SATU - Mahasiswa dan alumni UB melantangkan suara untuk menyatakan sikap atas tindakan represif aparat kepolisian. Jumat (27/10), di depan Gedung Rektorat UB. (PERSPEKTIF,Mochamad Herlambang)

Malang, PERSPEKTIF — Sejumlah anggota dan alumni Eksekutif Mahasiswa (EM) Universitas Brawijaya (UB) menggelar konferensi pers di depan Gedung Rektorat UB, sebagai pernyataan sikap untuk menolak tindakan represif terhadap gerakan mahasiswa dan rakyat, pada Jumat (27/10), pukul 13.00 WIB lalu. Acara tersebut diadakan sebagai aksi lanjutan, untuk menindaklanjuti ditetapkannya 4 mahasiswa peserta aksi sebagai tersangka, yaitu Wahyu Nugroho dari Universitas Sebelas Maret (UNS), Panji Laksono dan Ardi Sutrisbi dari Institut Pertanian Bogor  (IPB), dan Ihsan Munawar dari Sekolah Tinggi Ekonomi Islam (STEI) SEBI.
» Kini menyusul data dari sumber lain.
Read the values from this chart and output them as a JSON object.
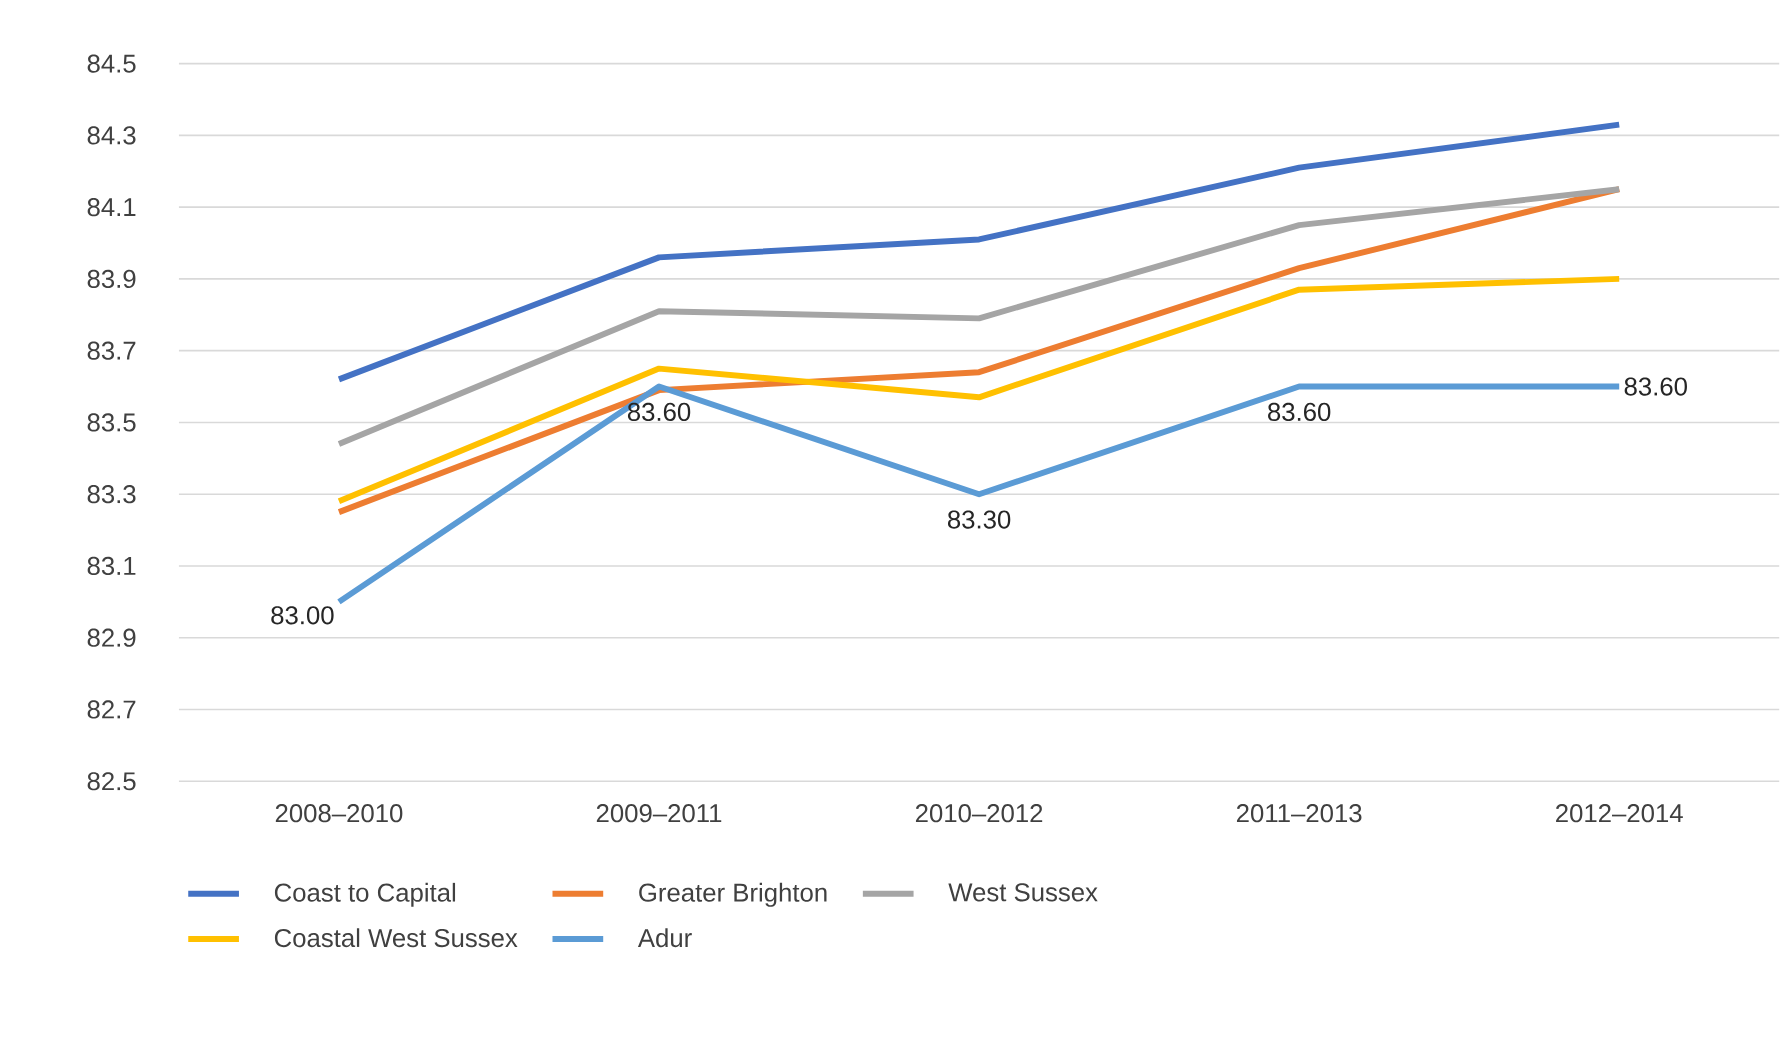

 “Kita (mahasiswa dan alumni) mau menunjukkan bahwa kita Brawijaya menyatakan sikap terhadap apa yang terjadi kepada kawan-kawan mahasiswa yang ditangkap,” ujar Muhammad Wafiq, selaku salah satu peserta aksi perwakilan UB pada Kamis (20/10) minggu lalu, yang turut tertangkap dan digiring ke Polda Metrojaya.

Saat ditemui awak PERSPEKTIF, Wafiq, Menteri Kebijakan Wilayah dan Nasional EM UB 2017 mengungkapkan, bahwa dari 14 orang yang tertangkap pada aksi di depan Istana Merdeka silam, 12 di antaranya berhasil dibebaskan, dan 2 lainnya ditahan, yaitu Ardi dari IPB, selaku koordinator lapangan (korlap) utama, dan Ihsan STEI SEBI.
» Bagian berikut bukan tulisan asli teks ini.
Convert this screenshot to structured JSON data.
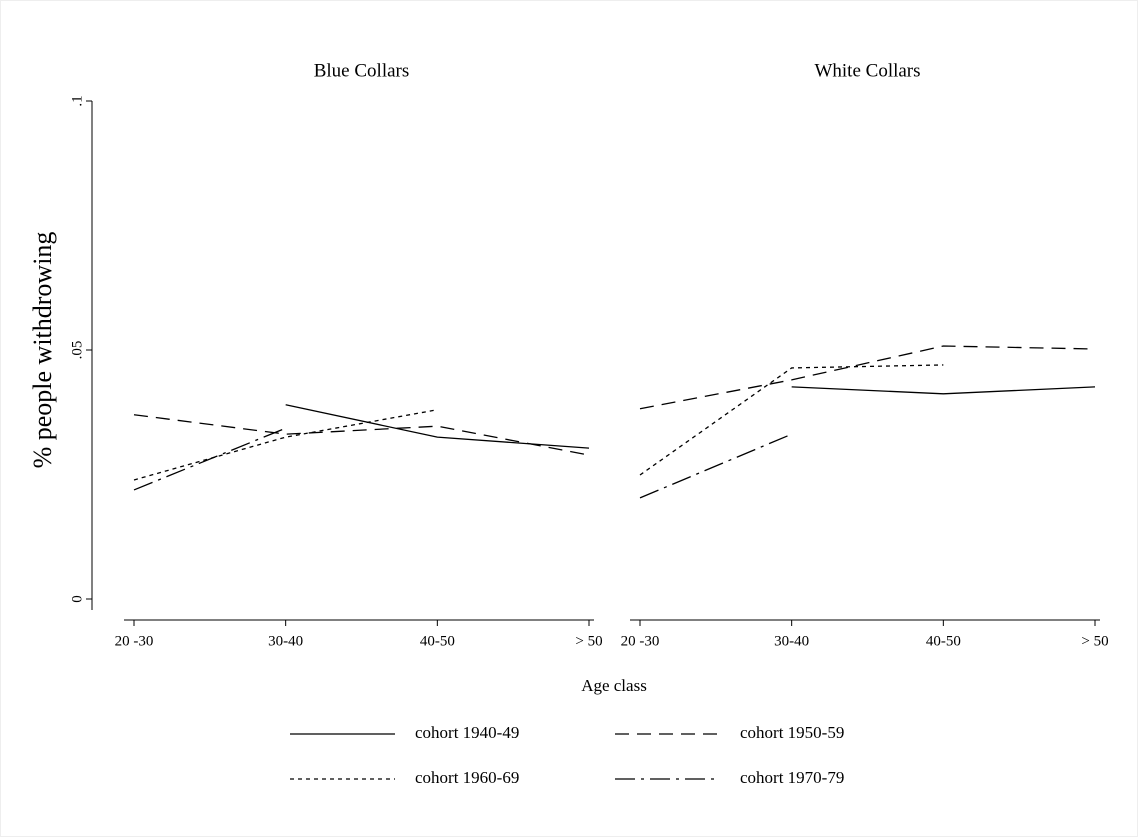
{
  "chart_data": [
    {
      "type": "line",
      "title": "Blue Collars",
      "ylabel": "% people withdrowing",
      "xlabel": "Age class",
      "categories": [
        "20 -30",
        "30-40",
        "40-50",
        "> 50"
      ],
      "ylim": [
        0,
        0.1
      ],
      "yticks": [
        0,
        {
          "value": 0.05,
          "label": ".05"
        },
        {
          "value": 0.1,
          "label": ".1"
        }
      ],
      "series": [
        {
          "name": "cohort 1940-49",
          "color": "#000000",
          "dash": "solid",
          "values": [
            null,
            0.039,
            0.0325,
            0.0303
          ]
        },
        {
          "name": "cohort 1950-59",
          "color": "#000000",
          "dash": "dashed",
          "values": [
            0.037,
            0.0331,
            0.0347,
            0.0289
          ]
        },
        {
          "name": "cohort 1960-69",
          "color": "#000000",
          "dash": "dotted",
          "values": [
            0.0239,
            0.0325,
            0.038,
            null
          ]
        },
        {
          "name": "cohort 1970-79",
          "color": "#000000",
          "dash": "dashdot",
          "values": [
            0.0219,
            0.0343,
            null,
            null
          ]
        }
      ]
    },
    {
      "type": "line",
      "title": "White Collars",
      "categories": [
        "20 -30",
        "30-40",
        "40-50",
        "> 50"
      ],
      "ylim": [
        0,
        0.1
      ],
      "series": [
        {
          "color": "#000000",
          "dash": "solid",
          "values": [
            null,
            0.0426,
            0.0412,
            0.0426
          ]
        },
        {
          "color": "#000000",
          "dash": "dashed",
          "values": [
            0.0382,
            0.044,
            0.0508,
            0.0502
          ]
        },
        {
          "color": "#000000",
          "dash": "dotted",
          "values": [
            0.0249,
            0.0464,
            0.047,
            null
          ]
        },
        {
          "color": "#000000",
          "dash": "dashdot",
          "values": [
            0.0203,
            0.0331,
            null,
            null
          ]
        }
      ]
    }
  ]
}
Selain itu, Wafiq juga menyampaikan ada dua orang lagi, yaitu Wahyu dari UNS dan Panji dari IPB yang dipanggil untuk datang setalah sebelumnya sudah dibebaskan untuk ikut ditetapkan sebagai tersangka bersama Ardi dan Ihsan.
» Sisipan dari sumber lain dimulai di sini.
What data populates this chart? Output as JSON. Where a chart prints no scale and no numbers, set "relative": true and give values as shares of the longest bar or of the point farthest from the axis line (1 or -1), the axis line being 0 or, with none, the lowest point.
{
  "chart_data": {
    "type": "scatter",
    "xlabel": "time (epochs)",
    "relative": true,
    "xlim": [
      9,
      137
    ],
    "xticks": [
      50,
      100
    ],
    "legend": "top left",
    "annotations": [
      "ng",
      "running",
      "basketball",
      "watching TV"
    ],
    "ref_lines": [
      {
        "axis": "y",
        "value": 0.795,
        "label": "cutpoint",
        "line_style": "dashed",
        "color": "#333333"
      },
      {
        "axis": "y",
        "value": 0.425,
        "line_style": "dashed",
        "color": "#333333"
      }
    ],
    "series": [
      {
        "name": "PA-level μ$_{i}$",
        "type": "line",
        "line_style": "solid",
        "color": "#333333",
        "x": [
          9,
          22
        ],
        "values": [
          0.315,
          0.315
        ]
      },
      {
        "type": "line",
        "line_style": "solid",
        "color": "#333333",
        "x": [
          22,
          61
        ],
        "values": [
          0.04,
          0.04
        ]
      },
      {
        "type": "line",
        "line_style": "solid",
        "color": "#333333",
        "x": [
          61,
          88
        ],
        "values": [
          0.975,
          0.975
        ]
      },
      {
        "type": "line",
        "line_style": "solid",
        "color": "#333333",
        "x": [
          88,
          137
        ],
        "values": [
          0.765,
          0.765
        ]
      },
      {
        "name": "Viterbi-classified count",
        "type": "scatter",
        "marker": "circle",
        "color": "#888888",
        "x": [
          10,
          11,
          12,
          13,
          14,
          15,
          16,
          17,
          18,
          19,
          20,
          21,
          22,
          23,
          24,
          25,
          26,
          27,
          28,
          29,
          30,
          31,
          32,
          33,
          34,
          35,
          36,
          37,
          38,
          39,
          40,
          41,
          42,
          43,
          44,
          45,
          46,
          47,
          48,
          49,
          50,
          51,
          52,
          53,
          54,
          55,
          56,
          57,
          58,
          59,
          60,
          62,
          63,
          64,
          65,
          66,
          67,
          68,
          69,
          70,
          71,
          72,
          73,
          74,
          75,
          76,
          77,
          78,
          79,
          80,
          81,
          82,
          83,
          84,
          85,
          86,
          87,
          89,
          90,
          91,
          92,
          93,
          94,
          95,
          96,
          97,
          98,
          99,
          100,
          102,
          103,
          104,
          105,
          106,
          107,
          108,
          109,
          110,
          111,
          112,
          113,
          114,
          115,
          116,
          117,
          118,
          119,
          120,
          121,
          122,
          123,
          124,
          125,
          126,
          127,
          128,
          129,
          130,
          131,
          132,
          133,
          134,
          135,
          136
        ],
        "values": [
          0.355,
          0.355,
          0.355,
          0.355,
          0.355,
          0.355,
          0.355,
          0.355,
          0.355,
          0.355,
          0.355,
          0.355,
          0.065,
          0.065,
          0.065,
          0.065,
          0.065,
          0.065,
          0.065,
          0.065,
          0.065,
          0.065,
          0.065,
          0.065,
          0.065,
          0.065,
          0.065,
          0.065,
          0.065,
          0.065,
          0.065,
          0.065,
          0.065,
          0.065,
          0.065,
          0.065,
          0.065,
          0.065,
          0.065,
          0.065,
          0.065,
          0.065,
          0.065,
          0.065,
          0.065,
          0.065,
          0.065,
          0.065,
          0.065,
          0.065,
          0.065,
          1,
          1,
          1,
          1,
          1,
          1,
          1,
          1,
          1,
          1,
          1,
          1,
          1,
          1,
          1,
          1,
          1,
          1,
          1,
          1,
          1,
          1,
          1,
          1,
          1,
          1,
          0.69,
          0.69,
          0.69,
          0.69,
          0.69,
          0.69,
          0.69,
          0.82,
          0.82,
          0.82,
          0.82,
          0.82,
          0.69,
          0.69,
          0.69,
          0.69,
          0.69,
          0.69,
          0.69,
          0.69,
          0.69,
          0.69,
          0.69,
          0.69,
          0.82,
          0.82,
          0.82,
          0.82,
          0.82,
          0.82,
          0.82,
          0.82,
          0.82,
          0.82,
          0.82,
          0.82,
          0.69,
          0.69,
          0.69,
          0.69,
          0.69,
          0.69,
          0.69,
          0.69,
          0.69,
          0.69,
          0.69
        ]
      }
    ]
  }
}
Beberapa pernyataan sikap yang dibacakan oleh Ahmad Khoiruddin, selaku Presiden EM UB 2017, dalam konferensi pers yang digelar ini, antara lain:

  1. Menolak dan mengecam segala bentuk tindakan represif aparat kepolisian kepada mahasiswa yang melakukan aksi turun ke jalan.
  2. Mencabut status tersangka yang dikenakan pada 4 mahasiswa yang masih ditahan, dan membebaskan mahasiswa-mahasiswa itu dari tahanan.
  3. Mendesak Presiden Joko Widodo untuk menjamin kebebasan warga negara dalam berkumpul, berserikat, dan mengungkapkan pendapat.
  4. Mendukung penuh perjuangan BEM Seluruh Indonesia untuk terus lantang memperjuangkan kepentingan rakyat.
  5. Menyerukan kepada seluruh elemen mahasiswa dan rakyat untuk merapatkan barisan untuk menolak tindakan represif terhadap gerakan mahasiswa dan rakyat.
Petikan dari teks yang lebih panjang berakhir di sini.